Member of the National Assembly for Starehe Constituency
- In office 2007–2013
- Preceded by: Maina Kamanda
- Succeeded by: Maina Kamanda

Assistant Minister for Housing
- In office 2010–2013

Personal details
- Born: Margaret Wanjirū
- Party: Jubilee Party (formerly Orange Democratic Movement)
- Children: 3, including Stephen Kariuki
- Occupation: Politician, Bishop

= Margaret Wanjiru =

Kenyan politician

== Margaret Wanjiru ==
Margaret Wanjiru is a Kenyan politician, televangelist and a Bishop. She is the founder and presiding bishop of Jesus Is Alive Ministries (JIAM), a Pentecostal church based in Nairobi, Kenya. She served as the Member of Parliament for Starehe Constituency from 2007 to 2013 and was Assistant Minister for Housing in the Government of Kenya between 2008 and 2013. Wanjiru is recognized due to her dual leadership in both religious and political spheres and as one of the female Pentecostal leaders in Kenya.

== Career and Political life ==
Wanjirū is also popularly known as 'Mama Na Kazi'. She belongs to the Jubilee Party after leaving the ODM party and was elected to represent the Starehe Constituency in the National Assembly of Kenya in the 2007 Kenyan parliamentary election. In 2010-2013, she was appointed into the cabinet as an Assistant Minister for Housing.

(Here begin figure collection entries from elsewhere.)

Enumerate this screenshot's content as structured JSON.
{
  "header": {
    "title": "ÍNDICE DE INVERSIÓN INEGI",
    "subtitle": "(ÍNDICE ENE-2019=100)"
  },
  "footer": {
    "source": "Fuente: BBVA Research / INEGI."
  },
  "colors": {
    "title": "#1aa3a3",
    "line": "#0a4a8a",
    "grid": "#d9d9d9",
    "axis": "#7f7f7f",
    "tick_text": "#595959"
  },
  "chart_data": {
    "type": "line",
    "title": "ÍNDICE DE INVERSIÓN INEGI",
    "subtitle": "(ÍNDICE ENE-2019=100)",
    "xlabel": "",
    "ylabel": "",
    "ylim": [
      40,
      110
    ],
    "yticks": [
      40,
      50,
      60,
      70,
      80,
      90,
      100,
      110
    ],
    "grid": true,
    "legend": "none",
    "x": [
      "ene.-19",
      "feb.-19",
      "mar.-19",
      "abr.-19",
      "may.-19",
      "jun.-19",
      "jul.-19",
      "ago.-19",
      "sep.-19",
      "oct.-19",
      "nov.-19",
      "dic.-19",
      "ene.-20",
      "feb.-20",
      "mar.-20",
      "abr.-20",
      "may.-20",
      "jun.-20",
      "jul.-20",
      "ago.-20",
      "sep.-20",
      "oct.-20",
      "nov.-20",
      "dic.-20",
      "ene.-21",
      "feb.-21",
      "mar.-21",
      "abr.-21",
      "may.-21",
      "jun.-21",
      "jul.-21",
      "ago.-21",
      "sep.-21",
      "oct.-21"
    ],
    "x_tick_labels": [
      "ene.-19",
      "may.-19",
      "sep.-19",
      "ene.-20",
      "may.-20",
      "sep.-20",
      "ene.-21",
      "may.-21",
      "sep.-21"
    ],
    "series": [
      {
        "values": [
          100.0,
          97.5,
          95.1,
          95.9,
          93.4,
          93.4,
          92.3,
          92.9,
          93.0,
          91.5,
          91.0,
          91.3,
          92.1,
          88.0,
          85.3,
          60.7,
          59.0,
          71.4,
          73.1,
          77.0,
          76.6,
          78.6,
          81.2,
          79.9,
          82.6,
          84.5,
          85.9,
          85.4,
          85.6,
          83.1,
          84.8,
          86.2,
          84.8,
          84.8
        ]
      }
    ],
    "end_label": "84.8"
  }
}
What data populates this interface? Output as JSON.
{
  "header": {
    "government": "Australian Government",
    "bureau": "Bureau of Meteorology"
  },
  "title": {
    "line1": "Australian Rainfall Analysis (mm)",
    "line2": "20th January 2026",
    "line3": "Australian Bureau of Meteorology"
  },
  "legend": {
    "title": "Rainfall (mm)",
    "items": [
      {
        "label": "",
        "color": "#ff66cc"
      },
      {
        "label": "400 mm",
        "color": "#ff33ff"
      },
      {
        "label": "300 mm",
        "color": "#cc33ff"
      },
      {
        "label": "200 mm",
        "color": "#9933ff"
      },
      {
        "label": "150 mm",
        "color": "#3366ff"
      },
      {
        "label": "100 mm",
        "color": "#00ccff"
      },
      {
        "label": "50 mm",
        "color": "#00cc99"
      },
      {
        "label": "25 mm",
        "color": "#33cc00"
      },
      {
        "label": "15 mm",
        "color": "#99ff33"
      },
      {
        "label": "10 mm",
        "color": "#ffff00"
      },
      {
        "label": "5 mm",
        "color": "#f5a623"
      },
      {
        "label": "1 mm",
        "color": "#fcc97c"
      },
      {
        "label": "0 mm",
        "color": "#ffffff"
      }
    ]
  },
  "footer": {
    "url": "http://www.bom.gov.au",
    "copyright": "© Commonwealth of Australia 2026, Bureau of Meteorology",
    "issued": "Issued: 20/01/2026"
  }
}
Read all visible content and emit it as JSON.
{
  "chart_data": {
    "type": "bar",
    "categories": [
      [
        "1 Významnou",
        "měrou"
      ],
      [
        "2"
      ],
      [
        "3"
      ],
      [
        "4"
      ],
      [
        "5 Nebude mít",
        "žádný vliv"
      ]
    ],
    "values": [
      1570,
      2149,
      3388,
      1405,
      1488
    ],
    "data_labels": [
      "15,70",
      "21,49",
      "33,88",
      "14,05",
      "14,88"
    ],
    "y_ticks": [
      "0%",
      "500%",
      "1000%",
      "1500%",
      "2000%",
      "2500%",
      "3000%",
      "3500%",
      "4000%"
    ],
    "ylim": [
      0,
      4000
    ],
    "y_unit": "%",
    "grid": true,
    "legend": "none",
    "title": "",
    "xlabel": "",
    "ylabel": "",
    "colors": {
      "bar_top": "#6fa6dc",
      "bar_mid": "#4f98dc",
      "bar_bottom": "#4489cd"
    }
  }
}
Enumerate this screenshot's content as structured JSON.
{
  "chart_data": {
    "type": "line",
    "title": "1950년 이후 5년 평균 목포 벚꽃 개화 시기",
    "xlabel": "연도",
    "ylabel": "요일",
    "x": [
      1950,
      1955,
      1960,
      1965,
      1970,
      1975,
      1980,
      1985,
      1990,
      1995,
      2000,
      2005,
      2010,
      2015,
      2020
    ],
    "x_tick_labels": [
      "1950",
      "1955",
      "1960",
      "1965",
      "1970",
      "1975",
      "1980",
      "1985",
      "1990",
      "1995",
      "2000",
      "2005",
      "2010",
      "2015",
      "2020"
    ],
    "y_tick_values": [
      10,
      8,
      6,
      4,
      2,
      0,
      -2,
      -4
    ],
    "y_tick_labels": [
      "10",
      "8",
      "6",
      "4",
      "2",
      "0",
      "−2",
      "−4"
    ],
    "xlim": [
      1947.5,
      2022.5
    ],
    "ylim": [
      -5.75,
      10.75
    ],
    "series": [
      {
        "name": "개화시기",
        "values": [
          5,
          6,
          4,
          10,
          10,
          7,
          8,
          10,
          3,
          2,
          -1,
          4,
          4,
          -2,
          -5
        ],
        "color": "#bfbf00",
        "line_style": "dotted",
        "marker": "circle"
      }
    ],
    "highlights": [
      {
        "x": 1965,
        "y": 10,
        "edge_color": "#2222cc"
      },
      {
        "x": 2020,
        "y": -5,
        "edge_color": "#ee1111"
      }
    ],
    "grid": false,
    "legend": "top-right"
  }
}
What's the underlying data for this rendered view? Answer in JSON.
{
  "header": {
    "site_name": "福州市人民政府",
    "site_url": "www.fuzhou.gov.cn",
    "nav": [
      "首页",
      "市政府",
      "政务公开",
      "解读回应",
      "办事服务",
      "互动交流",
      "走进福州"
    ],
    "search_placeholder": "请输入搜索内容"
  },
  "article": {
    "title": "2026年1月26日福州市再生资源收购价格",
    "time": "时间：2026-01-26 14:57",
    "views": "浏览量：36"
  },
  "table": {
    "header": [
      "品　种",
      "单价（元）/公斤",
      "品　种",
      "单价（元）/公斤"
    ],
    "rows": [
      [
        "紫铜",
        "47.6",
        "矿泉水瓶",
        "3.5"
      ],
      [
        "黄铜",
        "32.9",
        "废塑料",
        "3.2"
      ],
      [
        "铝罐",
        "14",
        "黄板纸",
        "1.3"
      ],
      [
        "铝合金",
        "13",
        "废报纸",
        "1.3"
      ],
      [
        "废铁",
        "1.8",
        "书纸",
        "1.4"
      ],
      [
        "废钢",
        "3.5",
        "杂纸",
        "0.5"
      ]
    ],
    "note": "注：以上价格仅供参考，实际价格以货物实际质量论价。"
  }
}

She risked losing her parliamentary seat after a 2010 vote recount indicated that her opponent, Maina Kamanda (PNU), had won the election by a clear margin. As a result, a by-election was held on September 20, 2010, in which Wanjirū retained the seat, defeating Kamanda.

== Personal life ==
She has three children: Stephen Kariūki (a politician who has served as a Kenyan member of parliament representing Mathare constituency ), Evans Kariūki, and Purity Kariūki. She was diagnosed with COVID-19 on May 21, 2020, which led to her admission to the ICU at Nairobi Hospital.